Dalam rilis yang diterima PortalKBR, Ketua Badan Pengurus Institute for Criminal Justice Reform (ICJR) Anggara menyatakan daripada diatur dalam KUHAP, lebih baik soal itu diatur secara lebih ketat dalam undang-undang khusus mengenai penyadapan. Menurut Anggara, pemerintah dan DPR harus memiliki kesadaran kuat untuk melindungi hak privasi warga negara.
Meski begitu, Anggara menghargai upaya pemerintah dan DPR untuk melakukan harmonisasi pengaturan penyadapan melalui satu pintu di KUHAP. Sebab, faktanya selama ini cukup banyak instansi penegak hukum yang diberi kewenangan untuk melakukan penyadapan dengan beragam mekanisme dan tata cara.
Anggara juga mengakui, penyadapan adalah salah satu alat dan mekanisme yang efektif dalam membuktikan adanya suatu kejahatan yang serius dan terorganisir. Namun demikian, selain memiliki kegunaan dalam penegakan hukum, penyadapan juga memiliki kecenderungan yang sangat tinggi untuk melanggar hak asasi manusia. Situasi ini khususnya terjadi karena tak ada satupun ketentuan tunggal yang mengatur dengan baik mengenai tata cara penyadapan oleh penegak hukum.

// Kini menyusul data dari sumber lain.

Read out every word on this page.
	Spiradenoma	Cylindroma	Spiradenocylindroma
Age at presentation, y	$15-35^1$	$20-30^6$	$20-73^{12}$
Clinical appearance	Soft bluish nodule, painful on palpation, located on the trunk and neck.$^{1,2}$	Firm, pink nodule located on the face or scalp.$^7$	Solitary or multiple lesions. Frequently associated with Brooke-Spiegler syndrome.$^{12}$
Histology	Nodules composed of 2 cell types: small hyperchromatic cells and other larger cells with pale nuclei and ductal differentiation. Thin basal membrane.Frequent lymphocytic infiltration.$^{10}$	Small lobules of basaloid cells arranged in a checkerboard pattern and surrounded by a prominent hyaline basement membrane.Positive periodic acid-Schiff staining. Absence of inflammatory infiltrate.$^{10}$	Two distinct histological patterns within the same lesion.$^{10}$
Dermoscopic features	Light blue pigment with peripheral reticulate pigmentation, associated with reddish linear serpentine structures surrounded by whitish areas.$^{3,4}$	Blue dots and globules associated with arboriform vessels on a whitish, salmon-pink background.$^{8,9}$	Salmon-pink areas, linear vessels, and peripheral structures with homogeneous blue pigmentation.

Sejak pemerintah menyerahkan RUU KUHAP beserta naskah akademiknya kepada DPR Januari lalu, berbagai kalangan menilai banyak masalah yang harus diperjelas dalam rancangan itu. Bahkan sebagian sudah mendesak agar DPR tak ragu untuk membatalkan pasal-pasal yang merugikan, termasuk pasal tentang penyadapan.